The Newseum has had a reputation of being an interactive museum that puts emphasis on the essentiality of free press and Americans’ constitutional right to free expression. They have highlighted this in a positive light despite Trumps many unwelcomed utterances, including referring to the media as “the enemy of the people.” However, the reputed organization came under fire and public backlash for selling “Make America Great Again” hats and “fake news” shirts.
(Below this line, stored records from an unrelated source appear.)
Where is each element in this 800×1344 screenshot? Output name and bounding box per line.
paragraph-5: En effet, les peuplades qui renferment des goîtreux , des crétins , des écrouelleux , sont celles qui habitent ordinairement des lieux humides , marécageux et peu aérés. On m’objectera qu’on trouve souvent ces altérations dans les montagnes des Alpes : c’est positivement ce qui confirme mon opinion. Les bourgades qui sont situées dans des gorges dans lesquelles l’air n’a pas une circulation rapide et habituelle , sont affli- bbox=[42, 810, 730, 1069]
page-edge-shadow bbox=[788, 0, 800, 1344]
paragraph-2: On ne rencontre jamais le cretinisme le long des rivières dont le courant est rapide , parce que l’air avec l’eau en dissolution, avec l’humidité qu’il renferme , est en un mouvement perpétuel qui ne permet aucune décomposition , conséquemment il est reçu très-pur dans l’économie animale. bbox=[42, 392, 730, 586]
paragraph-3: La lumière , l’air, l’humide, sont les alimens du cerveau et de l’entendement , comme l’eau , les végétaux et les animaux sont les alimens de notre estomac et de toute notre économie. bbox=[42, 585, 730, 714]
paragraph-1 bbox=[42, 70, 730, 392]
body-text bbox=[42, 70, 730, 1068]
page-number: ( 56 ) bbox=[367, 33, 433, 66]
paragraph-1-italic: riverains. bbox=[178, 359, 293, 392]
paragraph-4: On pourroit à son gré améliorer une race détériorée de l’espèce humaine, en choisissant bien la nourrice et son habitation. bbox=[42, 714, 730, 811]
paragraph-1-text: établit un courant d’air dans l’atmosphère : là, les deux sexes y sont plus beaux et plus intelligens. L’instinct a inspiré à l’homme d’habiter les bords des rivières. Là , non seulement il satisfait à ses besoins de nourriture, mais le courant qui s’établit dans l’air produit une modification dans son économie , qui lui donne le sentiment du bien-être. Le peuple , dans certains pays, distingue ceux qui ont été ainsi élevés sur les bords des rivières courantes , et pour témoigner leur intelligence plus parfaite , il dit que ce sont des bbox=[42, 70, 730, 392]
After the scrutiny and criticism from journalists and media groups across the country, the museum removed the controversial “You Are Very Fake News” t-shirts from its shelves. They issued an apology, but insisted that they would not remove the “Make America Great Again” shirts as they have always sold presidential campaigns’ merchandise. Their statement read, “We made a mistake and we apologize. A free press is an essential part of our democracy and journalists are not the enemy of the people.” They however said that they will celebrate “the rights of people from all political spectrums to express themselves freely.” In the stamen they said, “We’ve historically made all types of political merchandise available for our guests to purchase,” the museum said. “That has included former and current presidential slogans and imagery and merchandise from all political parties. We continue to do so in celebration of freedom of speech.”
Dunnigan died in 1983 and was also the first black woman to receive credentials to cover Congress, the Supreme Court and the State Department. She reported on President Harry Truman in the 1940s all the way to the 1950s.
Newseum said in a statement, “Throughout Dunnigan’s career, she battled the rampant racism and sexism that dominated the mostly white and male professions of journalism and politics. She once famously stated, ‘Race and sex were twin strikes against me. I’m not sure which was the hardest to break down.’”
She was the head of the Associated Negro Press for 14 years from 1947. In her time, she provided stories to up-to 112 African-American newspapers across the nation.
USA Today reports that, “The statue of Dunnigan was created by sculptor Amanda Matthews, who is from Dunnigan’s home state of Kentucky. It is being cast at the Prometheus Foundry in Lexington, Kentucky. After being displayed at the Newseum, the sculpture will be taken to Dunnigan’s hometown of Russellville, Kentucky, and installed on the grounds of the West Kentucky African American Heritage Center as part of a park dedicated to the civil rights movement. Dunnigan began her reporting career in Kentucky before moving to the nation’s capital during World War II.”